Foot Locker is delivering an enterprise-wide view of inventory to customers and its stores. Customers can shop online and reserve merchandise in a store – ideal for those who prefer to try before they buy. It also suits Foot Locker’s younger shoppers who don’t have credit cards, because they can reserve an item online and pay cash instore.

Sales associates’ mobile devices show stores where a customer can get a particular style and size straight away, or customers can order what they want in store and have it shipped to their home or store.

  1. Chat
    Conversations via two-way social engagement

Two way social media engagement is a key expectation of today’s shopper – even more critically among Millennials.

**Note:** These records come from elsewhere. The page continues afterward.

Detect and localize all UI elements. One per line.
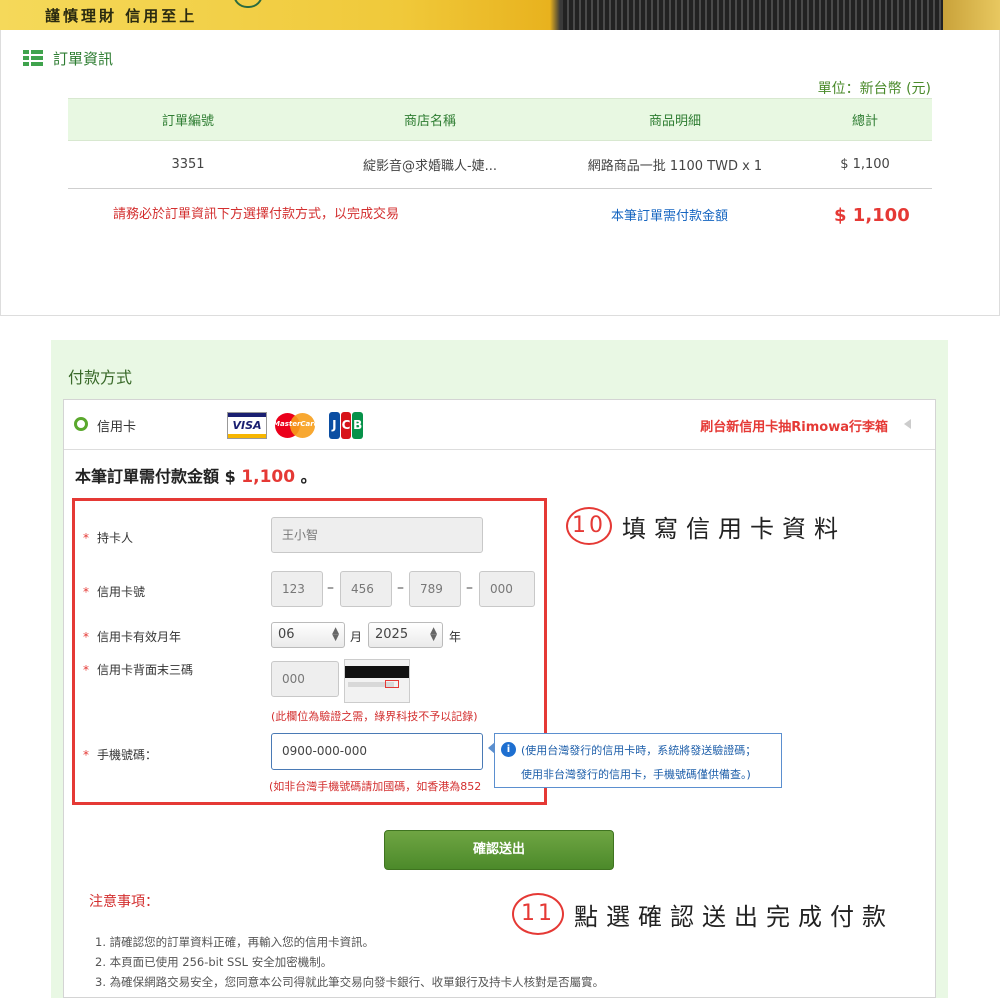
card-number-part-2[interactable]: 456 — [340, 571, 392, 607]
phone-input[interactable]: 0900-000-000 — [271, 733, 483, 770]
cvv-input[interactable]: 000 — [271, 661, 339, 697]
list-item: 1. 請確認您的訂單資料正確，再輸入您的信用卡資訊。 — [95, 935, 375, 949]
holder-input[interactable]: 王小智 — [271, 517, 483, 553]
dash-separator: – — [327, 580, 334, 596]
step-number: 11 — [512, 893, 564, 935]
banner-slogan: 謹慎理財 信用至上 — [45, 7, 198, 25]
stepper-arrows-icon: ▲ ▼ — [332, 626, 339, 643]
order-total: $ 1,100 — [798, 140, 932, 189]
expiry-month-select[interactable]: 06 ▲ ▼ — [271, 622, 345, 648]
card-back-icon — [344, 659, 410, 703]
step-11-annotation: 11 點選確認送出完成付款 — [512, 893, 894, 935]
column-header: 訂單編號 — [68, 98, 308, 141]
card-number-part-4[interactable]: 000 — [479, 571, 535, 607]
info-icon: i — [501, 742, 516, 757]
phone-note: (如非台灣手機號碼請加國碼，如香港為852 — [269, 780, 482, 793]
amount-line: 本筆訂單需付款金額 $ 1,100 。 — [75, 467, 317, 487]
step-10-annotation: 10 填寫信用卡資料 — [566, 507, 846, 545]
order-number: 3351 — [68, 140, 308, 189]
visa-icon: VISA — [227, 412, 267, 439]
order-info-title: 訂單資訊 — [23, 48, 113, 69]
payment-notice-row: 請務必於訂單資訊下方選擇付款方式，以完成交易 本筆訂單需付款金額 $ 1,100 — [68, 201, 932, 241]
step-text: 填寫信用卡資料 — [622, 514, 846, 543]
payment-title: 付款方式 — [68, 368, 133, 387]
cvv-note: (此欄位為驗證之需，綠界科技不予以記錄) — [271, 710, 478, 723]
amount-due-value: $ 1,100 — [834, 205, 910, 226]
table-row: 3351 綻影音@求婚職人-婕... 網路商品一批 1100 TWD x 1 $… — [68, 140, 932, 189]
confirm-submit-button[interactable]: 確認送出 — [384, 830, 614, 870]
payment-warning: 請務必於訂單資訊下方選擇付款方式，以完成交易 — [113, 207, 400, 222]
step-text: 點選確認送出完成付款 — [574, 902, 894, 931]
list-icon — [23, 49, 43, 68]
currency-unit: 單位：新台幣 (元) — [817, 81, 931, 97]
top-banner: 謹慎理財 信用至上 — [0, 0, 1000, 30]
card-number-part-1[interactable]: 123 — [271, 571, 323, 607]
expiry-year-select[interactable]: 2025 ▲ ▼ — [368, 622, 443, 648]
list-item: 2. 本頁面已使用 256-bit SSL 安全加密機制。 — [95, 955, 333, 969]
cvv-label: * 信用卡背面末三碼 — [83, 663, 194, 677]
mastercard-icon: MasterCard — [273, 412, 319, 439]
method-credit-card[interactable]: 信用卡 VISA MasterCard J C B 刷台新信用卡抽Rimowa行… — [64, 400, 935, 450]
radio-credit-card[interactable] — [74, 417, 88, 431]
dash-separator: – — [466, 580, 473, 596]
month-unit: 月 — [350, 630, 363, 644]
caret-left-icon[interactable] — [904, 419, 911, 429]
holder-label: * 持卡人 — [83, 531, 134, 545]
dash-separator: – — [397, 580, 404, 596]
notes-list: 1. 請確認您的訂單資料正確，再輸入您的信用卡資訊。 2. 本頁面已使用 256… — [95, 932, 604, 992]
item-detail: 網路商品一批 1100 TWD x 1 — [552, 140, 798, 189]
card-number-part-3[interactable]: 789 — [409, 571, 461, 607]
stepper-arrows-icon: ▲ ▼ — [430, 626, 437, 643]
banner-graphic — [563, 0, 943, 30]
phone-label: * 手機號碼： — [83, 748, 158, 762]
banner-graphic-right — [943, 0, 1000, 30]
year-unit: 年 — [449, 630, 462, 644]
order-table: 訂單編號 商店名稱 商品明細 總計 3351 綻影音@求婚職人-婕... 網路商… — [68, 98, 932, 189]
column-header: 總計 — [798, 98, 932, 141]
card-number-label: * 信用卡號 — [83, 585, 146, 599]
promo-link[interactable]: 刷台新信用卡抽Rimowa行李箱 — [700, 416, 888, 435]
table-header-row: 訂單編號 商店名稱 商品明細 總計 — [68, 98, 932, 141]
jcb-icon: J C B — [329, 412, 364, 439]
column-header: 商店名稱 — [308, 98, 552, 141]
order-info-section: 訂單資訊 單位：新台幣 (元) 訂單編號 商店名稱 商品明細 總計 3351 綻… — [0, 30, 1000, 316]
expiry-label: * 信用卡有效月年 — [83, 630, 182, 644]
amount-due-label: 本筆訂單需付款金額 — [611, 209, 729, 224]
store-name: 綻影音@求婚職人-婕... — [308, 140, 552, 189]
step-number: 10 — [566, 507, 612, 545]
emblem-icon — [233, 0, 263, 8]
phone-tooltip: i (使用台灣發行的信用卡時，系統將發送驗證碼； 使用非台灣發行的信用卡，手機號… — [488, 733, 782, 788]
list-item: 3. 為確保網路交易安全，您同意本公司得就此筆交易向發卡銀行、收單銀行及持卡人核… — [95, 975, 605, 989]
method-label: 信用卡 — [97, 420, 137, 435]
column-header: 商品明細 — [552, 98, 798, 141]
notes-title: 注意事項： — [89, 894, 159, 910]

H&M used social media during this year’s Super Bowl to ask fans to vote for David Beckham to be #covered or #uncovered. They also enabled customers to shop direct from commercials via an internet connected Smart TV.

  1. Convenience
    Always on, 24/7 – the expectation is that retailers will be on their A-game

You never know when a chocolate craving will hit, but with Lindt’s new online storefront, it doesn’t matter. Lindt is engaging US customers with highly personalised content, promotions and offers, while delivering the always on convenience of browsing online or through mobile devices.

Shoppers can mix and match items or design custom gifts and packaging. Online conversion rates increased 200 per cent and mobile sales by almost 300 per cent following the digital storefront launch this year.

In the end, it’s about being revolutionary, not evolutionary – embracing the challenge of change, innovating, and delivering the unexpected to customers who expect new and more.

In the 1990s, Apple had great success with its iconic ‘Think Different’ campaign. In 2014, it’s not just ‘think different’, it’s see different, act different, be different, try different, do different – and do it quickly.

As Michael Raynor wrote in ‘The Innovator’s Manifesto’, deliberate disruption is the only path to sustainable growth and success.

At school, you may have been sent to detention for being deliberately disruptive. In retail 2014, it might just send you to the top of the class.

Caroline Ghatt is planning director, brand and retail, at Leo Burnett Sydney.